COMPUTER VISION, DEEP LEARNING
ECCV 2018: take-home-messages from one of the largest conferences on Computer Vision
A month has passed since the European Conference on Computer Vision 2018, which took place in Munich. In this blog, I have summarized some of the most interesting trends in this field. Actually, since Computer Vision (CV) is quite a broad field, I have restricted the interest of this article to “everything that could be relevant to Face Analysis”. Although it might seem like a pretty harsh decision, the contributions on this topic are many and very interesting.
ECCV this year was fully booked with 3200 attendees and an increased number of paper submissions received: 2439 valid papers of which only 776 were accepted (31.8 %). In this post, I will review just a few of them, grouped into 3 topics, plus 1 topic of interest.
Without further ado, I present to you the “Top-3, plus 1, topics of Interest for Face Analysis” at the European Conference on Computer Vision
1. The Advances in Object Detection
Object Detection is one of the milestone topics in CV and is the first step for any Face Analysis system, so it deserves particular attention. Listing all the relevant contributions to this topic would be unreasonable. Here, I will report on a couple of works that I think represent the main trends in the field.
A place of honor goes to “Group Normalization” , an alternative method to Batch Normalization that promises better results when training on small batch sizes. Data normalization has always been an essential procedure for every Machine Learning technique and Batch Normalization is a very common and effective method to adapt the statistics of the input data throughout the layers of the neural network. It is a well-known issue that Batch Normalization fails when training on small batch sizes: to normalize properly, you need to estimate the statistics of your data, and with small batch sizes you don’t have enough data to make a correct estimate.

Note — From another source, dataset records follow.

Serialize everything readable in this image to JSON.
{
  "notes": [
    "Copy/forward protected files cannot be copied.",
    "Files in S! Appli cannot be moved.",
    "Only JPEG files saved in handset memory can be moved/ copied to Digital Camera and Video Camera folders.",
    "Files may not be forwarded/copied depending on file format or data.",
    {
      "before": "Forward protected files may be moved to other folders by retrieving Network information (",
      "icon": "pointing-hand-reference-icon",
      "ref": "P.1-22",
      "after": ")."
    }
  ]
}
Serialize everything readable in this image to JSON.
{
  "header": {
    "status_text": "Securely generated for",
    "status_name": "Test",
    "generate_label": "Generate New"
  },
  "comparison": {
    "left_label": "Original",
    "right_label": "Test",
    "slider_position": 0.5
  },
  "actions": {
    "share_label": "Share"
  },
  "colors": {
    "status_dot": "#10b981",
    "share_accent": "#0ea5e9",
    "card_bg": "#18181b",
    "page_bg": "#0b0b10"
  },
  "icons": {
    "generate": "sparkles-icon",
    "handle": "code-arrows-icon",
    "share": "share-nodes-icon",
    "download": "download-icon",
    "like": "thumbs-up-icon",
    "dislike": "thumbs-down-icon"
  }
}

Figure 1: Over iterations, the localization can be wrong when is based on classification confidence (top), while it is improved by the proposed method .
However, when trying to optimize very deep models on one single GPU, using small batch sizes is a necessary condition, due to the limited amount of memory that these devices have. Group Normalization addresses this problem by grouping units and then normalizing by the depth size of each convolutional layer for each input, thus resulting in a batch-independent method. Group Normalization performs well on different batch sizes and improves results for Object Detection systems as well, thus we expect to see this method to become one of the most common practices for training very Deep Learning models.
On the same Object Detection topic, we have noticed a trend toward the improvement of the loss function that is currently used. An example is a paper that proposes to include a Localization Confidence for Object Detection . For those of you not familiar with Object Detection, usually the loss of these systems is composed by two terms: one about the class that you are predicting — which kind of object you are detecting — and another one is for localization — where this object is. Only the class loss gives you a confidence — how confident you are that that object belongs to that class — and this confidence is used to select which prediction to consider among all the predictions that the model will give as output. However, the classification loss can be misleading sometimes: if you are predicting a cat with a tail, the class confidence will steer your prediction toward those features relevant for the cat class, and will ignore the tail (Figure 1).
This will reduce your prediction accuracy because the bounding box of your prediction will be tight to the cat body instead of the full annotation. This problem can be solved by using the localization confidence in two parts of the object localization procedure. First, the localization confidence is used to guide the selection — usually done with Non Maximum Suppression (NMS) — using the IoU (intersection-over-union) as criterion. This allows the more accurate bounding boxes to be preserved during the selection process. Second, the IoU is additionally used to optimize localization during the bounding box refinement. The experimental results show that these two methods improve the overall accuracy on the MS-COCO dataset.
I believe that the above mentioned will be taken into strong consideration regarding future works on Object Detection.
2. Inference Time as a metric for Deep Learning models
When choosing between speed and accuracy, comparing models has always been a very controversial topic since the former is quite difficult to estimate. Indeed how fast a model is, depends practically on the kind of hardware it runs on. Therefore, when a new model comes out, a common practice is to report either the floating point operations per second (FLOPS, flops or flop/s) and the number of parameters of a model. The downside is that sometimes models with the same FLOPs have very different inference times. One possible reason is that some operations are optimized for specific platforms, thus they work much faster on runtime. Another reason is because FLOPs do not include the time to access memory which could be not negligible. At ECCV18 this year, the community seemed more aware of this issue and several works tried to provide information about the specific inference time of their models.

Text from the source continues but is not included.